Previous studies have reported continued focal gray matter loss after the clinical onset of schizophrenia. Longitudinal assessments in chronic illness, of white matter in particular, have been less conclusive.

We used diffusion-tensor and structural magnetic resonance imaging in 16 healthy subjects and 49 chronic schizophrenia patients, subdivided into good-outcome (n=23) and poor-outcome (n=26) groups, scanned twice 4 years apart. Fractional anisotropy, gray matter and white matter volumes were parcellated into the Brodmann’s areas and entered into multiway ANCOVAs.

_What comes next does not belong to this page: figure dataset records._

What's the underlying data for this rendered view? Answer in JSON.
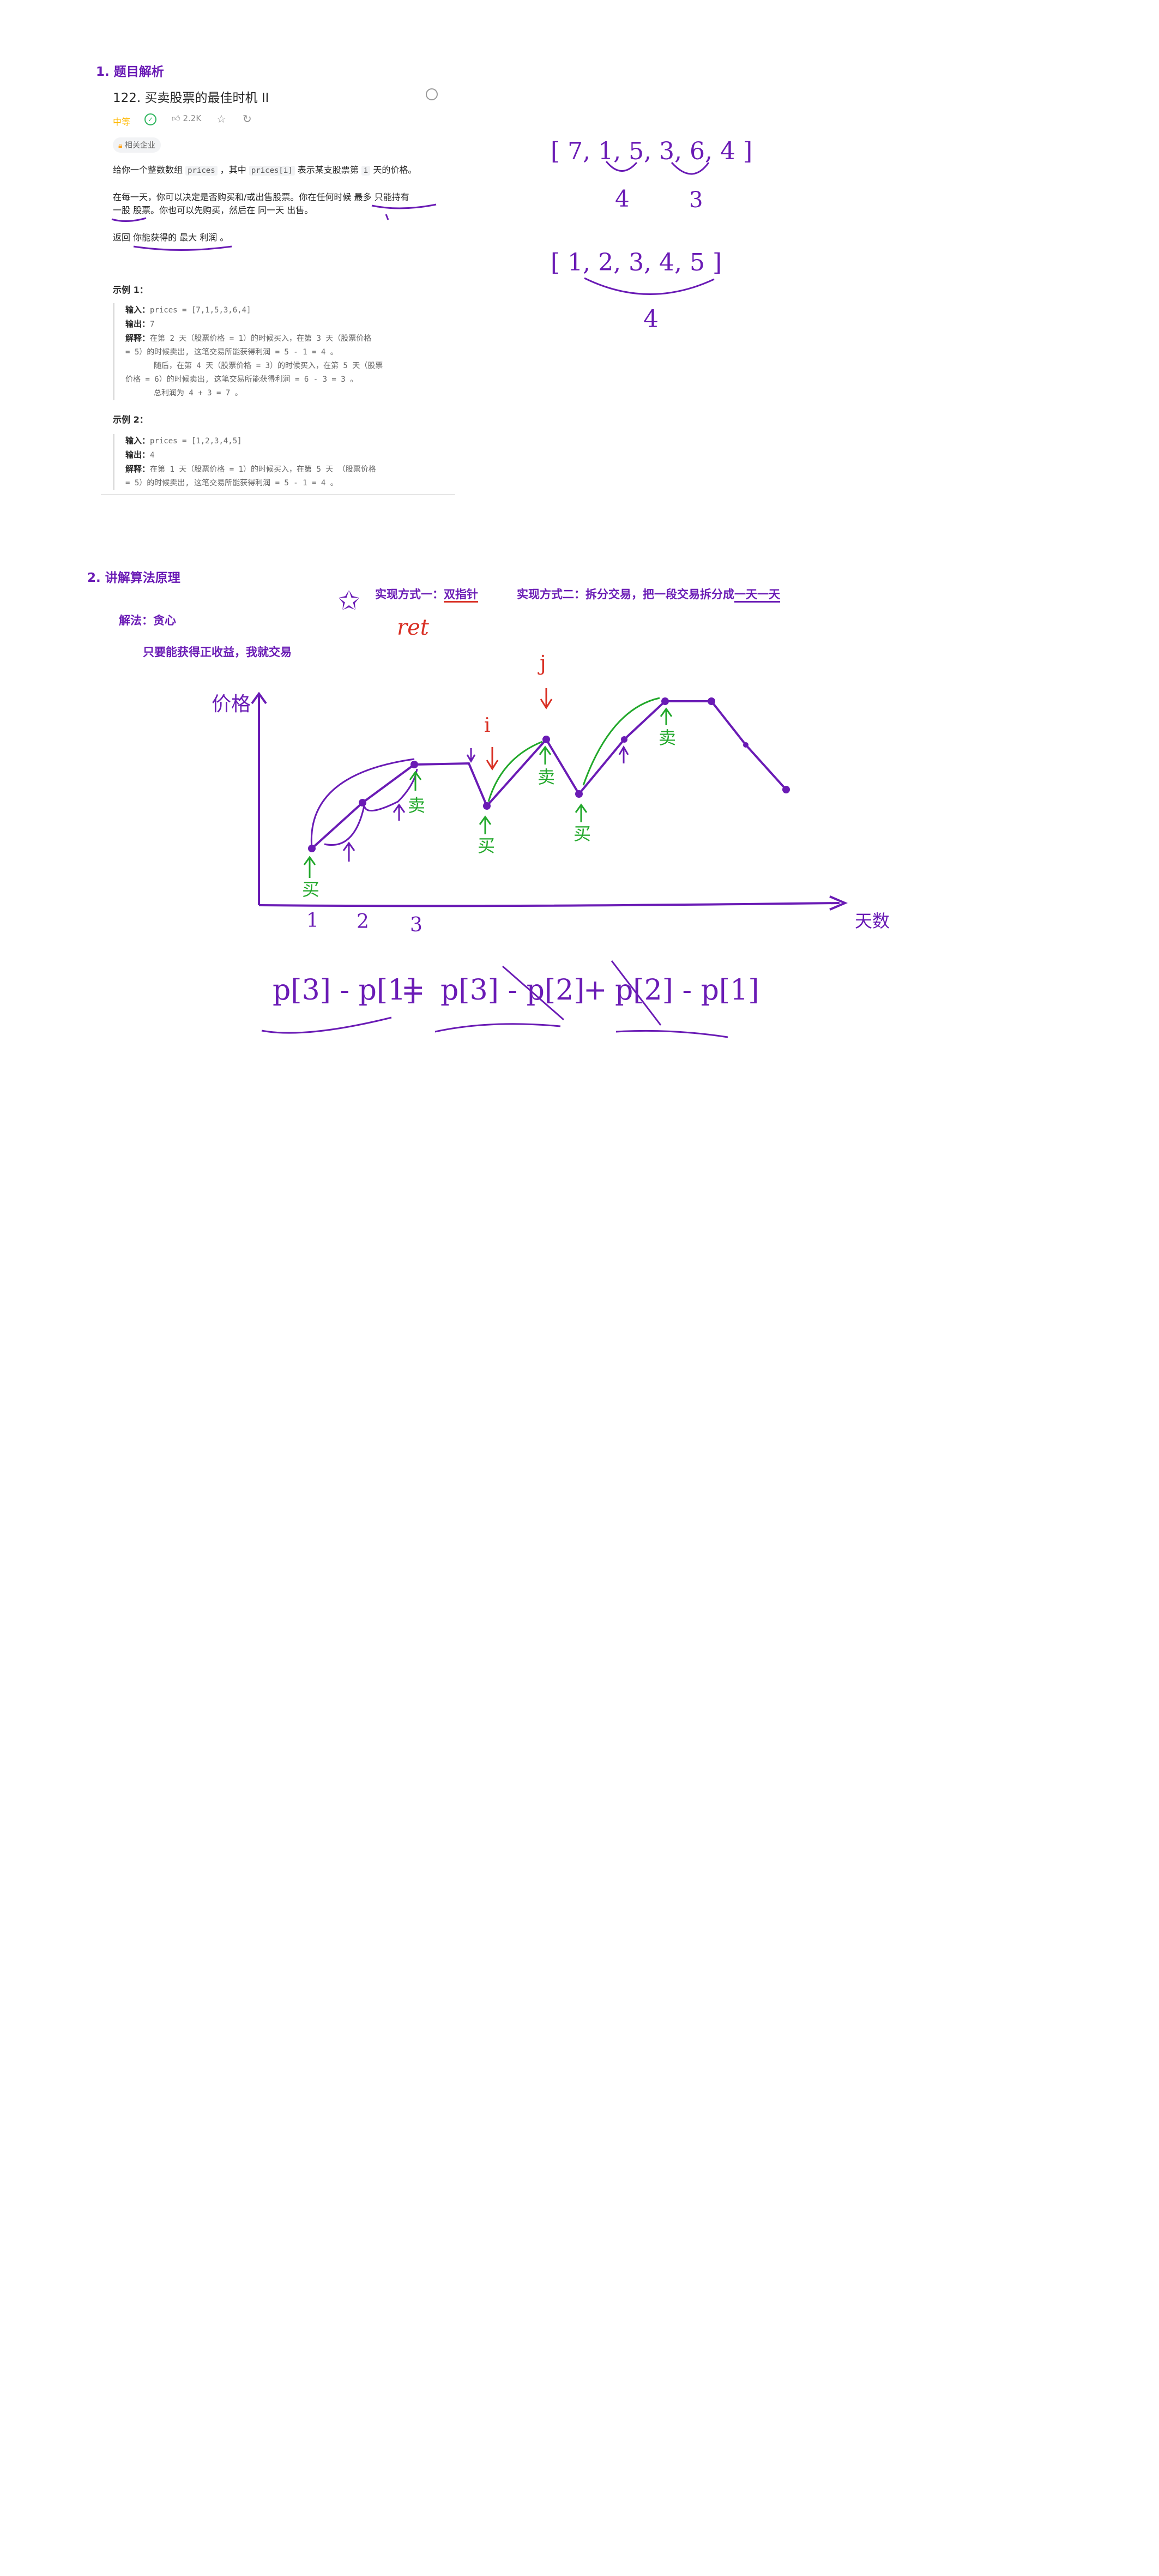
{
  "section1": {
    "title": "1. 题目解析"
  },
  "problem": {
    "title": "122. 买卖股票的最佳时机 II",
    "difficulty": "中等",
    "likes": "2.2K",
    "tag": "相关企业",
    "desc1_a": "给你一个整数数组 ",
    "desc1_code1": "prices",
    "desc1_b": " ，其中 ",
    "desc1_code2": "prices[i]",
    "desc1_c": " 表示某支股票第 ",
    "desc1_code3": "i",
    "desc1_d": " 天的价格。",
    "desc2_line1": "在每一天，你可以决定是否购买和/或出售股票。你在任何时候 最多 只能持有",
    "desc2_line2": "一股 股票。你也可以先购买，然后在 同一天 出售。",
    "desc3": "返回 你能获得的 最大 利润 。",
    "example1": {
      "title": "示例 1：",
      "input_label": "输入：",
      "input": "prices = [7,1,5,3,6,4]",
      "output_label": "输出：",
      "output": "7",
      "explain_label": "解释：",
      "lines": [
        "在第 2 天（股票价格 = 1）的时候买入，在第 3 天（股票价格",
        "= 5）的时候卖出, 这笔交易所能获得利润 = 5 - 1 = 4 。",
        "随后，在第 4 天（股票价格 = 3）的时候买入，在第 5 天（股票",
        "价格 = 6）的时候卖出, 这笔交易所能获得利润 = 6 - 3 = 3 。",
        "总利润为 4 + 3 = 7 。"
      ]
    },
    "example2": {
      "title": "示例 2：",
      "input_label": "输入：",
      "input": "prices = [1,2,3,4,5]",
      "output_label": "输出：",
      "output": "4",
      "explain_label": "解释：",
      "lines": [
        "在第 1 天（股票价格 = 1）的时候买入，在第 5 天 （股票价格",
        "= 5）的时候卖出, 这笔交易所能获得利润 = 5 - 1 = 4 。"
      ]
    }
  },
  "handwriting1": {
    "array1": "[ 7, 1, 5, 3, 6, 4 ]",
    "profit1": "4",
    "profit2": "3",
    "array2": "[ 1, 2, 3, 4, 5 ]",
    "profit3": "4"
  },
  "section2": {
    "title": "2. 讲解算法原理",
    "method_label": "解法：贪心",
    "rule": "只要能获得正收益，我就交易",
    "impl1_label": "实现方式一：",
    "impl1_value": "双指针",
    "impl2_text": "实现方式二：拆分交易，把一段交易拆分成",
    "impl2_value": "一天一天",
    "ret_label": "ret",
    "i_label": "i",
    "j_label": "j",
    "price_axis": "价格",
    "day_axis": "天数",
    "day1": "1",
    "day2": "2",
    "day3": "3",
    "buy": "买",
    "sell": "卖",
    "formula_left": "p[3] - p[1]",
    "formula_eq": "=",
    "formula_mid": "p[3] - p[2]",
    "formula_plus": "+",
    "formula_right": "p[2] - p[1]"
  }
}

At baseline, schizophrenia patients had 1) lower anisotropy in frontoparietal white matter, 2) larger posterior frontal white matter volumes, and 3) smaller frontal, temporal, and parietal gray matter volumes. On follow-up, healthy subjects showed a more pronounced 1) decline in anisotropy, 2) expansion of regional white matter volumes, and 3) reduction in regional gray matter volumes than schizophrenia patients. Good-outcome patients showed a more pronounced decline in white matter anisotropy and a less pronounced increase in white matter volumes than poor-outcome patients. Poor-outcome patients displayed a greater gray matter loss throughout the brain than good-outcome patients.

In the chronic phase of the illness, longitudinal changes in both gray and white matter are in the direction of an effacement of between-group differences among schizophrenia patients and healthy subjects. Similarly, preexisting white matter differences between good-outcome and poor-outcome patients diminish over time. In contrast, gray matter volumes in poor-outcome patients continue to decline more rapidly than in patients with good outcome. These patterns are consistent with earlier onset of aging-associated changes in schizophrenia.

Key Words: Kraepelinian schizophrenia, poor outcome, anisotropy, white matter, illness progression.